Михаил Семенович помедлил, потянул время, снял берет, промокнул беретом виски.

— В порядке, значит? — капитан снова ощерился.

— Я, Виталий Павлович, сейчас возьму двух матросов с собой. Разрешите свет на палубу?

— Надолго?

— Да так-то все закреплено… Пятые сутки в море… Якоря проверим, вентиляторы трюмные…

— Лебедки, что, сегодня все красили?

— Да, — ответил Михаил Семенович и, как в душевой, почувствовал, что сердце ткнулось в лямку комбинезона.

— Понятно. Чехлов, значит, десять было?

— Все были.

— Ну, поздравляю! С таким трудом достали эту клееную парусину…

Михаил Семенович отмолчался еще раз. Уходя ужинать, он приказал матросу Мисикову убрать всю парусину под полубак. Значит, не убрал матрос…

— Ну, летели они красиво, Миша. Ей-богу. И чем же мы теперь лебедки укрывать будем? Столько времени изоляцию у моторов поднимали… В чем дело, а?

— Я разберусь, Виталий Павлович, и доложу. За лебедки не тревожьтесь, найдем, чем укрыть.

— Может быть, может быть… если, боцман, электромеханик тебе со старпомом голову не отвинтит. Но парусину такую же точно извольте раздобыть где угодно! Это дело вашего кармана.

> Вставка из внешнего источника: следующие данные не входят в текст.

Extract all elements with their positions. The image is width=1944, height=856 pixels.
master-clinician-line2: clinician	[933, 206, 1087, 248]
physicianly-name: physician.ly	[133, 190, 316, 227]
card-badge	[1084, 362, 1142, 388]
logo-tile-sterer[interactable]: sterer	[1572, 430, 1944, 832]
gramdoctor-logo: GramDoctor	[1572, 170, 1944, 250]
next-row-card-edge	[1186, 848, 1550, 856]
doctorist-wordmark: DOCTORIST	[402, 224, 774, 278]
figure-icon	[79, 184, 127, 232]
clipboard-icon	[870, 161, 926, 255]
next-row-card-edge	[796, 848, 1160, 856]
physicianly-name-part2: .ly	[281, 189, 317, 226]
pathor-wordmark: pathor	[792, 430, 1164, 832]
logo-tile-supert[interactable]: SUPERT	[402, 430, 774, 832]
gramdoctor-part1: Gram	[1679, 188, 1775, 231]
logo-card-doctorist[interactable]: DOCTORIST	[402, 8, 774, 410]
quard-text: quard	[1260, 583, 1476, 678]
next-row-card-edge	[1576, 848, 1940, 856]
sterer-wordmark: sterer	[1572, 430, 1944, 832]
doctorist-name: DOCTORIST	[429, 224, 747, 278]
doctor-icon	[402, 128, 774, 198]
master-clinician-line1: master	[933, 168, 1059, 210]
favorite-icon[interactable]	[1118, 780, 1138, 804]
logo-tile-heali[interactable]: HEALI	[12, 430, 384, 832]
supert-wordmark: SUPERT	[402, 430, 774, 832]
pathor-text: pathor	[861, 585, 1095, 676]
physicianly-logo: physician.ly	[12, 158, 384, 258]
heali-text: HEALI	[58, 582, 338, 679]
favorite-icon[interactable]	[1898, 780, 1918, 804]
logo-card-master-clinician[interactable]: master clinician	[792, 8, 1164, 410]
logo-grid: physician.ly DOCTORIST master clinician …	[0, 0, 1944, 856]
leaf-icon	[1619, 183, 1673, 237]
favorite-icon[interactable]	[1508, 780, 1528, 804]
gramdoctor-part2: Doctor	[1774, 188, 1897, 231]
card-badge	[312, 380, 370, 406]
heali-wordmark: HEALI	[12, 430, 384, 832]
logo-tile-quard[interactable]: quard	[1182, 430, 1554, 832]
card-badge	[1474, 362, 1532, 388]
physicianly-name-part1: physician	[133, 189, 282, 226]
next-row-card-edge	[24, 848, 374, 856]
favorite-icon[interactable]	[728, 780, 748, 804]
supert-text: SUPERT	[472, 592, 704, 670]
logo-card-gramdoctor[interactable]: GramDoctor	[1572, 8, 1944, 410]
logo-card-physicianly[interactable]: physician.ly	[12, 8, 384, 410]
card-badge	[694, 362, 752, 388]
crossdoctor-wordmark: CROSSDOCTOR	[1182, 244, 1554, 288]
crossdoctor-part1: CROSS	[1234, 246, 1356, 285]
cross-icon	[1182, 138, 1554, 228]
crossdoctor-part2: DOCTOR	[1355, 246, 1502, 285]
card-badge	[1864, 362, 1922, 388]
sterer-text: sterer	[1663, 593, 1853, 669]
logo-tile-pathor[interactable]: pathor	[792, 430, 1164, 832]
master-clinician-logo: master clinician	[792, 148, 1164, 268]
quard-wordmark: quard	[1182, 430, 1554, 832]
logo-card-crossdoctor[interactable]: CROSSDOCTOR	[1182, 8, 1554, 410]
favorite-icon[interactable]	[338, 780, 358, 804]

— Есть, понял, — Михаил Семенович обгладил обшлага и ловко, как пилотку, насадил беретик. — Разрешите идти? Я сообщу, когда освещение понадобится.

— Ну, действуй, боцман. Кстати, по правому борту не ходить! Палубой волну загребаем. Передайте старпому, чтобы командовал авралом, — и поживее, черт вас возьми!

Михаил Семенович бросился к двери, но все-таки успел с удовольствием заметить, как, оценивая, оглядел его капитан. И боцман снова успокоился, понял себя самого, костистого, тяжелого, на ком без единой морщинки распят комбинезон, и даже согнул руку в локте, чтобы почувствовать, как сопротивляется мускулатуре мокрая ткань.